The net change in yield sensitivity of a cropping system is the
result of all of these factors pushing in different directions. So which changes
matter most in modern cropping systems? I recently came across a very nice
volume from an IFPRI meeting held 25 years ago, which included several papers
on the topic of yield variability (here’s a
link, but beware of large file
size). It seems many of their comments are just as relevant today as then. In
particular, most of them emphasize the “responsiveness” issue – that well-fertilized
modern hybrids are increasingly capable of taking advantage of good years. Especially
in rainfed systems, this seems to dominate the other factors.
“The yield advantage of the new hybrids is greatest when
environmental conditions are most favorable. When environmental factors are
severely limiting, as in drought, the new hybrids outyield the old ones, but by
a smaller margin. It is likely, therefore, that present-day hybrids introduce the
possibility of greater year-to-year variation in U.S. maize yields than used to
occur, since they can expand their yields so much further in environmentally favorable
seasons. When environmental factors are overwhelmingly limiting, the fallback
in yield of the new hybrids is correspondingly greater than it would have been
for the older hybrids, even though the new hybrids, under poor conditions,
yield more than the old ones.”
He goes on to conclude
“I expect that any changes in U.S. maize farming practices
will be made in concert. The tendency for the nation's maize plantings to be
handled like one big farm will continue. Reactions to varying climatic
conditions will be amplified, and some measure of instability in year-to-year
national expectations for maize yields must continue. This may be the price that
must be paid for high average yield in the long term.”
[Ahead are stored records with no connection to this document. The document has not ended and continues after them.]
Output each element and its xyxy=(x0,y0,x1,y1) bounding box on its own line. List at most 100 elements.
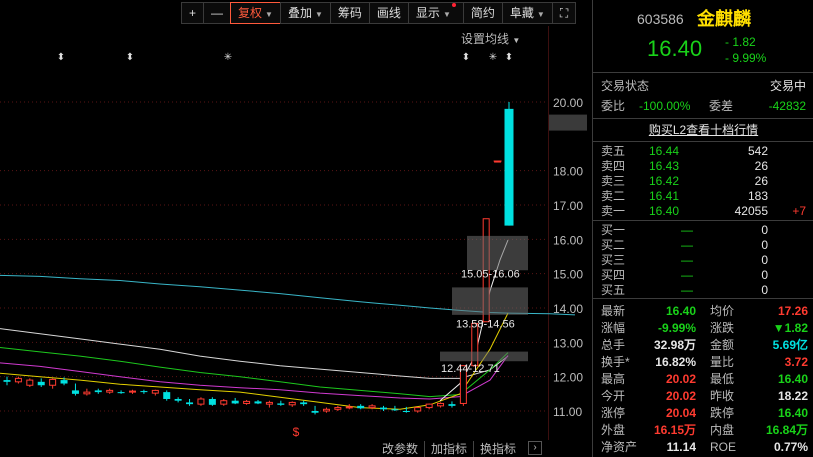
sell-volume: 42055 xyxy=(734,204,768,218)
l2-upgrade-link[interactable]: 购买L2查看十档行情 xyxy=(649,123,758,137)
stock-header: 603586 金麒麟 xyxy=(593,9,813,29)
stat-label: 净资产 xyxy=(601,440,638,454)
kline-chart[interactable]: 15.05-16.06 13.58-14.56 12.44-12.71 20.00 1… xyxy=(0,0,590,457)
buy-price: — xyxy=(681,283,693,297)
volume-profile-label: 13.58-14.56 xyxy=(456,318,515,330)
buy-level-label: 买二 xyxy=(601,238,626,252)
fuquan-button[interactable]: 复权 ▼ xyxy=(230,2,281,24)
stat-value: 5.69亿 xyxy=(772,338,808,352)
stat-label: 跌停 xyxy=(710,406,735,420)
candle-body xyxy=(26,379,34,386)
sell-level-label: 卖二 xyxy=(601,189,626,203)
zoom-out-button[interactable]: — xyxy=(203,2,232,24)
candle-body xyxy=(151,389,159,394)
stat-label: 金额 xyxy=(710,338,735,352)
caret-down-icon: ▼ xyxy=(512,36,521,45)
stat-value: 16.40 xyxy=(777,372,808,386)
buy-level-label: 买三 xyxy=(601,253,626,267)
xianshi-label: 显示 xyxy=(415,6,440,20)
sell-delta: +7 xyxy=(792,204,806,218)
price-change-pct: - 9.99% xyxy=(725,51,767,65)
divider xyxy=(593,72,813,73)
zoom-in-button[interactable]: + xyxy=(181,2,205,24)
current-price-tag xyxy=(549,114,587,131)
stat-value: 16.82% xyxy=(655,355,696,369)
buy-row: 买二 — 0 xyxy=(593,237,813,253)
weibi-value: -100.00% xyxy=(639,99,691,113)
diejia-button[interactable]: 叠加 ▼ xyxy=(279,2,331,24)
stock-code: 603586 xyxy=(637,11,684,27)
stat-value: 20.02 xyxy=(665,372,696,386)
candle-body xyxy=(3,380,11,382)
candle-body xyxy=(37,381,45,386)
sell-row: 卖五 16.44 542 xyxy=(593,143,813,159)
chouma-button[interactable]: 筹码 xyxy=(329,2,370,24)
kline-chart-area[interactable]: 15.05-16.06 13.58-14.56 12.44-12.71 20.00 1… xyxy=(0,0,590,457)
y-tick-label: 18.00 xyxy=(553,165,583,179)
stat-value: 20.02 xyxy=(665,389,696,403)
candle-body xyxy=(60,380,68,384)
stat-value: 16.15万 xyxy=(653,423,696,437)
candle-body xyxy=(129,390,136,393)
candle-body xyxy=(402,411,410,412)
current-price: 16.40 xyxy=(647,36,703,61)
candle-body xyxy=(83,391,91,395)
jianyue-button[interactable]: 简约 xyxy=(462,2,503,24)
candle-body xyxy=(311,411,319,413)
candle-body xyxy=(334,407,342,410)
status-value: 交易中 xyxy=(769,79,806,93)
stat-value: 3.72 xyxy=(784,355,808,369)
buy-volume: 0 xyxy=(761,268,768,282)
sell-volume: 183 xyxy=(747,189,768,203)
candle-body xyxy=(504,108,514,226)
event-marker: ✳ xyxy=(224,52,232,63)
tab-switch-indicator[interactable]: 换指标 xyxy=(474,441,522,457)
y-tick-label: 13.00 xyxy=(553,336,583,350)
candle-body xyxy=(368,405,376,409)
candle-body xyxy=(254,401,262,404)
xianshi-button[interactable]: 显示 ▼ xyxy=(407,2,464,24)
weibi-row: 委比 -100.00% 委差 -42832 xyxy=(593,98,813,114)
buy-volume: 0 xyxy=(761,238,768,252)
moving-average-line xyxy=(0,347,509,398)
stat-value: ▼1.82 xyxy=(772,321,808,335)
buy-level-label: 买四 xyxy=(601,268,626,282)
volume-profile-box xyxy=(440,351,528,362)
sell-level-label: 卖四 xyxy=(601,159,626,173)
weicha-value: -42832 xyxy=(768,99,806,113)
buy-price: — xyxy=(681,238,693,252)
status-label: 交易状态 xyxy=(601,79,650,93)
fuzang-button[interactable]: 阜藏 ▼ xyxy=(501,2,553,24)
chevron-right-icon[interactable]: › xyxy=(528,441,543,455)
candle-body xyxy=(357,405,365,409)
candle-body xyxy=(437,402,445,407)
tab-change-params[interactable]: 改参数 xyxy=(376,441,426,457)
sell-price: 16.44 xyxy=(649,144,680,158)
candle-body xyxy=(49,378,57,386)
candle-body xyxy=(288,401,296,406)
stat-label: 今开 xyxy=(601,389,626,403)
buy-price: — xyxy=(681,268,693,282)
buy-level-label: 买一 xyxy=(601,223,626,237)
caret-down-icon: ▼ xyxy=(314,10,323,19)
y-tick-label: 14.00 xyxy=(553,302,583,316)
event-marker: ⬍ xyxy=(462,52,470,63)
huaxian-button[interactable]: 画线 xyxy=(368,2,409,24)
y-tick-label: 16.00 xyxy=(553,233,583,247)
tab-add-indicator[interactable]: 加指标 xyxy=(425,441,475,457)
stat-label: 涨停 xyxy=(601,406,626,420)
event-marker: ⬍ xyxy=(57,52,65,63)
volume-profile-label: 15.05-16.06 xyxy=(461,269,520,281)
fullscreen-button[interactable]: ⛶ xyxy=(551,2,577,24)
candle-body xyxy=(380,407,387,410)
fuzang-label: 阜藏 xyxy=(509,6,534,20)
stat-label: 均价 xyxy=(710,304,735,318)
stock-name: 金麒麟 xyxy=(697,9,751,29)
sell-row: 卖三 16.42 26 xyxy=(593,173,813,189)
stat-row: 换手* 16.82% 量比 3.72 xyxy=(593,354,813,370)
stat-label: 内盘 xyxy=(710,423,735,437)
stat-value: -9.99% xyxy=(657,321,696,335)
price-change: - 1.82 xyxy=(725,35,756,49)
setting-ma-button[interactable]: 设置均线 ▼ xyxy=(461,30,520,47)
buy-price: — xyxy=(681,253,693,267)
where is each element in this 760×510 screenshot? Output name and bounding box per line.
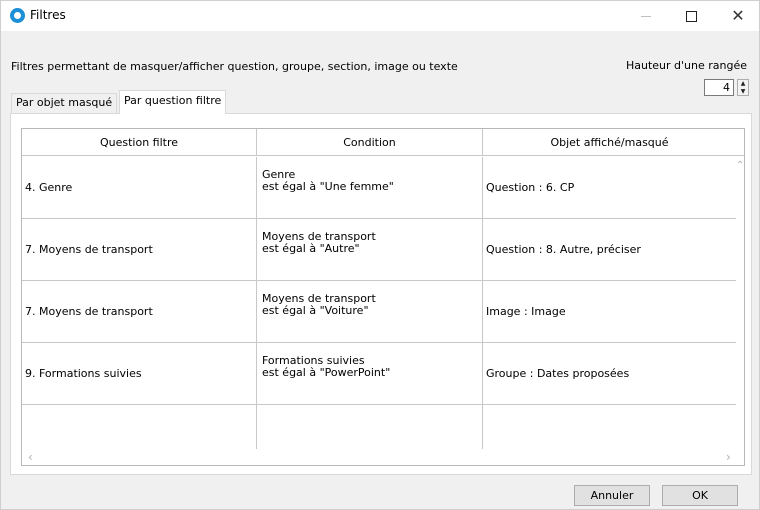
row-height-input[interactable]: 4: [704, 79, 734, 96]
tab-par-question-filtre[interactable]: Par question filtre: [119, 90, 227, 114]
spin-down-icon[interactable]: ▼: [738, 88, 748, 95]
filters-grid: Question filtre Condition Objet affiché/…: [21, 128, 745, 466]
object-cell[interactable]: Question : 8. Autre, préciser: [483, 219, 736, 280]
maximize-button[interactable]: [669, 1, 715, 31]
object-cell[interactable]: Question : 6. CP: [483, 157, 736, 218]
question-cell[interactable]: 7. Moyens de transport: [22, 281, 257, 342]
title-bar: Filtres ✕: [1, 1, 759, 31]
column-header-object[interactable]: Objet affiché/masqué: [483, 129, 736, 156]
row-height-label: Hauteur d'une rangée: [625, 59, 747, 72]
horizontal-scrollbar[interactable]: ‹ ›: [22, 449, 744, 465]
grid-header: Question filtre Condition Objet affiché/…: [22, 129, 744, 156]
close-icon: ✕: [731, 6, 745, 25]
maximize-icon: [686, 11, 697, 22]
table-row[interactable]: 4. Genre Genre est égal à "Une femme" Que…: [22, 157, 736, 219]
object-cell[interactable]: Image : Image: [483, 281, 736, 342]
grid-body: 4. Genre Genre est égal à "Une femme" Que…: [22, 157, 736, 460]
spinner-buttons: ▲ ▼: [737, 79, 749, 96]
condition-cell[interactable]: Moyens de transport est égal à "Autre": [257, 219, 483, 280]
question-cell[interactable]: 7. Moyens de transport: [22, 219, 257, 280]
table-row[interactable]: 7. Moyens de transport Moyens de transpo…: [22, 219, 736, 281]
filters-dialog: Filtres ✕ Filtres permettant de masquer/…: [0, 0, 760, 510]
window-title: Filtres: [30, 8, 66, 22]
column-header-condition[interactable]: Condition: [257, 129, 483, 156]
filters-description: Filtres permettant de masquer/afficher q…: [11, 60, 458, 73]
question-cell[interactable]: 9. Formations suivies: [22, 343, 257, 404]
tab-panel: Question filtre Condition Objet affiché/…: [10, 113, 752, 475]
vertical-scrollbar[interactable]: ⌃ ⌄: [736, 157, 744, 460]
tab-par-objet-masque[interactable]: Par objet masqué: [11, 93, 118, 113]
spin-up-icon[interactable]: ▲: [738, 80, 748, 87]
scroll-right-icon[interactable]: ›: [726, 450, 731, 464]
column-header-question[interactable]: Question filtre: [22, 129, 257, 156]
table-row[interactable]: 9. Formations suivies Formations suivies…: [22, 343, 736, 405]
cancel-button[interactable]: Annuler: [574, 485, 650, 506]
condition-cell[interactable]: Formations suivies est égal à "PowerPoint…: [257, 343, 483, 404]
close-button[interactable]: ✕: [715, 1, 760, 31]
app-icon: [10, 8, 25, 23]
condition-cell[interactable]: Moyens de transport est égal à "Voiture": [257, 281, 483, 342]
object-cell[interactable]: Groupe : Dates proposées: [483, 343, 736, 404]
minimize-icon: [641, 16, 651, 17]
scroll-up-icon[interactable]: ⌃: [736, 160, 744, 171]
ok-button[interactable]: OK: [662, 485, 738, 506]
row-height-spinner[interactable]: 4 ▲ ▼: [704, 79, 749, 96]
scroll-left-icon[interactable]: ‹: [28, 450, 33, 464]
condition-cell[interactable]: Genre est égal à "Une femme": [257, 157, 483, 218]
minimize-button[interactable]: [623, 1, 669, 31]
table-row[interactable]: 7. Moyens de transport Moyens de transpo…: [22, 281, 736, 343]
question-cell[interactable]: 4. Genre: [22, 157, 257, 218]
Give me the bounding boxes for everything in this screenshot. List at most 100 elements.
Similar conclusions are made by other authors in the volume
on tropical maize, temperate and tropical wheat, and other crops. More recent
work has made similar points, for example David Connor and others have written
about how Australian wheat yields are now more variable than in previous
generations, because farmers and cultivars are now so good at taking advantage
of high rainfall years, but still face low yields in dry years because of insurmountable
water constraints (compare 1920-1940 and 1980-2000 in figure below, taken from
here. not shown here are the major recent droughts which would further show the remarkable amount of current variability in the system).
In a
recent study, which was a collaboration with CIMMYT (the International maize and wheat improvement center), we attempted to look at how heat
sensitivity has changed for one particular set of cropping systems that are of wide
interest – irrigated spring wheat. To make a long story very short, we looked at two
breeding nurseries run by CIMMYT, and evaluated yield changes for differing temperature conditions. In
the main nursery aimed at producing “elite” varieties, there has been steady
yield progress at cool temperatures but no significant progress at warmer
temperatures (left panel in figure below shows yield trends for 4 bins defined by grain filling temperatures. “climate corrected” trends account
for shifts in locations and weather within each temperature bin over time). This seems to be a similar story of cultivars becoming more responsive to good
conditions (low temperatures in the case of wheat), with a resulting increase
in the sensitivity to bad conditions (high temperatures). Again, this isn't necessarily a bad thing, but does suggest that wheat farmers are getting more not less sensitive to high temperatures. Interestingly, when
looking at nurseries targeted at drought stress (right panel), the gains appear
more evenly distributed and maybe even higher under worse conditions (albeit with more noise because of a smaller sample
size). This is a reminder that it is possible to create more hardy plants. But those
won’t necessarily be the ones that farmers choose to grow.